Can the White House sell America on health care exchanges?

On Tuesday, the race to enroll Americans in the health insurance marketplaces established by President Barack Obama’s 2010 health care law begins — and it appears the Obama administration has a steep hill to climb to explain what exactly the exchanges are.

One recent poll shows that nearly half of Americans have never even heard of the exchanges, even though millions of young and healthy people must enroll in them for Obamacare to work. And much of the outreach by the White House and allied groups on the issue has just started in the past few weeks, despite three and a half years of criticism that Obama has not adequately sold the country on his signature piece of legislation.

Meanwhile, conservative groups have poured millions of dollars into advertising and other campaigns to discourage people — especially young people — from buying the insurance, in the hopes Obamacare will fail.

The president and his team have emphasized the insurance will be so affordable that Americans will decide for themselves to buy it, despite the messages they’re being bombarded with from the opposing side. The White House has poured its time and energy into building and promoting a central website where people who live in the 36 states where the federal government manages part or all of the exchanges can purchase insurance and see if they qualify for tax breaks.

The president is essentially taking an “if you build it, they will come” stance.

[Read our explainer on the health insurance exchanges]

“There has been billions of dollars spent making people scared and worried about this stuff,” Obama said this week in a discussion with former President Bill Clinton in New York. “And rather than trying to disabuse people of every single bit of misinformation that’s been out there, what we’re saying is just look for yourself. Take a look at it and you will discover that this is a good deal for you.”

Analysts at Credit Suisse released a report this week, flagged by NPR, that seemed to support the president’s claim. The report found that approximately 6.5 million Americans who are currently uninsured will have access to a health care plan that costs zero dollars, when you include federal tax breaks.

“Given our analysis, we simply do not believe that affordability will be the roadblock” to enrolling 7 million people on the exchanges in 2014, the report concluded. (Seven million is the number of people estimated by the Congressional Budget Office to sign up on the exchanges in 2014.)

But the analysts pointed out that “the general lack of information and understanding around exchanges” as well as “the limited communication and outreach to this point” could become factors that lead to lackluster enrollment.

The Obama administration, for its part, insists that its late outreach push has made sense, saying it didn't make sense to raise awareness of the exchanges before people could actually buy the insurance.

“It’s not six days, it’s not six weeks, it’s a six-month period that is both a matter of raising awareness as well as taking people through the consumer continuum,” said David Simas, senior adviser for communications and strategy at the White House. “When you first engage, you need to engage at the time when people can act on your call to action.
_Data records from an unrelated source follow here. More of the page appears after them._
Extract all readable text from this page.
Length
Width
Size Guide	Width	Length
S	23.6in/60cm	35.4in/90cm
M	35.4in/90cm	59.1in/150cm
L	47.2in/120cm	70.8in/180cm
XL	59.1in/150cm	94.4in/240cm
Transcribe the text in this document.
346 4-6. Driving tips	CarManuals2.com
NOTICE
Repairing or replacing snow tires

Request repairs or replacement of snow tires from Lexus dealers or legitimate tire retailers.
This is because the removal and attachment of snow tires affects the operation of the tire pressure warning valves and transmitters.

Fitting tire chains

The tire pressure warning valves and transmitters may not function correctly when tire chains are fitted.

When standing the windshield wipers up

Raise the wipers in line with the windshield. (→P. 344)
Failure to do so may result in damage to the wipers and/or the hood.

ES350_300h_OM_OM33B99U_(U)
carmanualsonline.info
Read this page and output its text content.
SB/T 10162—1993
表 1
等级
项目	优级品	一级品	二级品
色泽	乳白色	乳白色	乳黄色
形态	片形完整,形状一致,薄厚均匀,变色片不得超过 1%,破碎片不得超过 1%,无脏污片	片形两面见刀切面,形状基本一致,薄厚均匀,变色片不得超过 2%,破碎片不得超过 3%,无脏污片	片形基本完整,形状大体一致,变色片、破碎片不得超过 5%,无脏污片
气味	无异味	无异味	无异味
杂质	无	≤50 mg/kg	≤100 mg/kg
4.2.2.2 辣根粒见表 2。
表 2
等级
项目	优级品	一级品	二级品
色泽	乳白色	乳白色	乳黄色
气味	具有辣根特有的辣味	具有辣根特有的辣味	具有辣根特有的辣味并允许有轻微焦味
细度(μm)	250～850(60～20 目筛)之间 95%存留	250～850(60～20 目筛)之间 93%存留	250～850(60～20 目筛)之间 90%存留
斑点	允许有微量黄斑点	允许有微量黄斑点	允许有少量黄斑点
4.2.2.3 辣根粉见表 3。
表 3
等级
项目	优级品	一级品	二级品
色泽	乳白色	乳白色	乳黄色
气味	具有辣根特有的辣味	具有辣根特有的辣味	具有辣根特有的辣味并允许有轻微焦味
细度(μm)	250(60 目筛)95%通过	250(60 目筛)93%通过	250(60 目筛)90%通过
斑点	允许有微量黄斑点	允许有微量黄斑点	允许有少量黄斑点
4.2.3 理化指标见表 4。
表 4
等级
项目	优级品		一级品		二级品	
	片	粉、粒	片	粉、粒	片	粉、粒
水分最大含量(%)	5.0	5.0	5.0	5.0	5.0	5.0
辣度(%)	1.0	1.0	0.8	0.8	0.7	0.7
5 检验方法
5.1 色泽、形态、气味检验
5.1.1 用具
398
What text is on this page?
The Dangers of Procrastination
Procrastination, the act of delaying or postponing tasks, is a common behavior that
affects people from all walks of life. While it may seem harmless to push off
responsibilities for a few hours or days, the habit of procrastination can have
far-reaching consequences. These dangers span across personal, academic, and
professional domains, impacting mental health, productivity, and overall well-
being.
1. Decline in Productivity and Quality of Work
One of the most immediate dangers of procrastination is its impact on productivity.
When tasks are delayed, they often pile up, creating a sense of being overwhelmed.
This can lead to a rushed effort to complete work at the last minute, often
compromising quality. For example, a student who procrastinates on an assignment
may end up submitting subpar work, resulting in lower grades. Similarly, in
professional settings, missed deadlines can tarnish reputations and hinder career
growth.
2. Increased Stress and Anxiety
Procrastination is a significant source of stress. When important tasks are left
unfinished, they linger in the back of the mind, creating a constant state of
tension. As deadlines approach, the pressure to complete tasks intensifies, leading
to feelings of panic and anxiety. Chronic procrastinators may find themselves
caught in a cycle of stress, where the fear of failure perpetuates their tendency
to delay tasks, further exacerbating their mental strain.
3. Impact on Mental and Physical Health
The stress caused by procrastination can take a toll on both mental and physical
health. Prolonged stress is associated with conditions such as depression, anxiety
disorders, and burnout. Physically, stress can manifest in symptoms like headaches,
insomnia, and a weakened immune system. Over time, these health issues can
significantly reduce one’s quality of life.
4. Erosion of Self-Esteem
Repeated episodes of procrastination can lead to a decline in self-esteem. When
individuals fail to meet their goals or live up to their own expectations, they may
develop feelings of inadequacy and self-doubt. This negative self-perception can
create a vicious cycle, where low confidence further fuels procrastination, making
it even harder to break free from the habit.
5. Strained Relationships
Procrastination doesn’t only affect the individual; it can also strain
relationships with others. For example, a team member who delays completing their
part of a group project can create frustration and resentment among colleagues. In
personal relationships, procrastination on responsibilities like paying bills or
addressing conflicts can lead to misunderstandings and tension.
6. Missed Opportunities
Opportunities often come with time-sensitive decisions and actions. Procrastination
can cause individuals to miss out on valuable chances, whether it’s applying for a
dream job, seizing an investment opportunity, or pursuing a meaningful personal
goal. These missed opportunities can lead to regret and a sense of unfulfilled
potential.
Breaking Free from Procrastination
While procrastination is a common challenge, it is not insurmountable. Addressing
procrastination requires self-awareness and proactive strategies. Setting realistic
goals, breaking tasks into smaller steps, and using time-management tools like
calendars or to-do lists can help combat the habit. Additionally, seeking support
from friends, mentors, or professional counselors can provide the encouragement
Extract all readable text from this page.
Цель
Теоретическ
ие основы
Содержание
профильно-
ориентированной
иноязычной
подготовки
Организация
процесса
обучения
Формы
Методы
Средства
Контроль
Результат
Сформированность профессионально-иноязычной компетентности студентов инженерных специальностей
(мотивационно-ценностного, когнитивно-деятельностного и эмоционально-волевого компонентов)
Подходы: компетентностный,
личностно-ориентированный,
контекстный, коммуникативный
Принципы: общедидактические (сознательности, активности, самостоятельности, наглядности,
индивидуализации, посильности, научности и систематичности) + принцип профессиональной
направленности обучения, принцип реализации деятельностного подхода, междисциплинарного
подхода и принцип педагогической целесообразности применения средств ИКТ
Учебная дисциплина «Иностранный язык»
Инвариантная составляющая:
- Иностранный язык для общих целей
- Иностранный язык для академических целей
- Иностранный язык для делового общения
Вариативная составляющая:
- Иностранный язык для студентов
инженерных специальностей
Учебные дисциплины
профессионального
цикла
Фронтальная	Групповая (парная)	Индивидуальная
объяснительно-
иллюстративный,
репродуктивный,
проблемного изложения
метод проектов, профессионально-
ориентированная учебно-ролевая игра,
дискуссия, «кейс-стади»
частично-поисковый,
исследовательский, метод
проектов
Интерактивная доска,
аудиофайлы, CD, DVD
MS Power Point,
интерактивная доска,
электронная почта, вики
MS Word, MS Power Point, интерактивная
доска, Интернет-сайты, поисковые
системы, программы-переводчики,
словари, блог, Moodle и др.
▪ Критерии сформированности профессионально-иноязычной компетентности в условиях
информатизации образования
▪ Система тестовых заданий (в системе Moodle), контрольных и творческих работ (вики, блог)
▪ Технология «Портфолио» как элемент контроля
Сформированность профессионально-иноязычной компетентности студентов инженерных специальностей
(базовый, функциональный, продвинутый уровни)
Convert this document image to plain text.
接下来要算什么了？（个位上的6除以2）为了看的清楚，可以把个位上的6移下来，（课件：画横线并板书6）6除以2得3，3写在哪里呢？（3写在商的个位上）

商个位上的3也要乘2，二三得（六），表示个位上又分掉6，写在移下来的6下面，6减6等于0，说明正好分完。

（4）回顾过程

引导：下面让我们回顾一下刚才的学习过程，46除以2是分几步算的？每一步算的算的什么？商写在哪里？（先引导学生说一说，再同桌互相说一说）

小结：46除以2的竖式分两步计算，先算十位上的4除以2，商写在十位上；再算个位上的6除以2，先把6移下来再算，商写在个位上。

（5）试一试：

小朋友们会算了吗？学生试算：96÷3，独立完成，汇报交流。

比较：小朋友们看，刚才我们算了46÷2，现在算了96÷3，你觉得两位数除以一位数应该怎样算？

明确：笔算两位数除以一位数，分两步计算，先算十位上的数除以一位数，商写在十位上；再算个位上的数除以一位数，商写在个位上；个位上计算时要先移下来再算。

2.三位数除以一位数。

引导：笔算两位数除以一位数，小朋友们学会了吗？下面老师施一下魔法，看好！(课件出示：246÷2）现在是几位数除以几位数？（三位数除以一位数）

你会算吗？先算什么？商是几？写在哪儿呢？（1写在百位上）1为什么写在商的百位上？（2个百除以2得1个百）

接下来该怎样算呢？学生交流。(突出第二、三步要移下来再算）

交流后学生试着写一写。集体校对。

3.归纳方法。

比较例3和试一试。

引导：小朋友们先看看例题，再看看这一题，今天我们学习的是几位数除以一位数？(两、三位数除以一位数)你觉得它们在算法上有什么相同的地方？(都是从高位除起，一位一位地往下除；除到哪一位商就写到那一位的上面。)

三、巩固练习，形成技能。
If you begin this massive outreach campaign in July, well that’s great, but [the consumer] can’t do anything about it.”

Starting in October, the administration wants to make sure people are getting “hit with similar messages once a day or a couple times a week” from radio ads, TV ads, social media and other sources. These messages will vary widely by state and even by county.

Oregon, Nevada and Maryland — which set up their own health insurance exchanges — began aggressive outreach campaigns over the summer according to a report from the nonprofit Kaiser Family Foundation. Oregon alone plans to spend $17 million in outreach and marketing, including a whimsical ad campaign featuring a hipster-like Oregonian floating around under the slogan “Long live Oregonians.”

Other states, meanwhile, are spending far less on outreach, raising the possibility of a significant participation imbalance among states. For example, Florida Gov. Rick Scott has banned people trained in enrolling people on the exchanges, called "navigators," from county health departments, citing privacy concerns.

The Obama administration, meanwhile, has encouraged outside groups like Funny or Die, an online video site with a younger audience, and various celebrities to create their own awareness campaigns and encourage their fans to buy insurance.

Simas said the administration will be analyzing enrollment data over the six-month period so they can adjust their outreach strategy if they see that one tack is working better than another.

Potential bugs and glitches in the system could also scare people off from enrolling. The Wall Street Journal has reported that the software on the government’s health exchange website has a bug that makes it incorrectly calculate how much each plan costs. The administration says these bugs will be fixed by Tuesday. Meanwhile, the White House announced it was delaying the part of the website that would have allowed small businesses to shop for insurance because of glitches.

But at the end of the day, Simas, like the president, is hoping that the prices speak for themselves.

“When you ask people who don’t have insurance why they don’t have insurance, the overwhelming majority of them say they can’t afford it,” he said.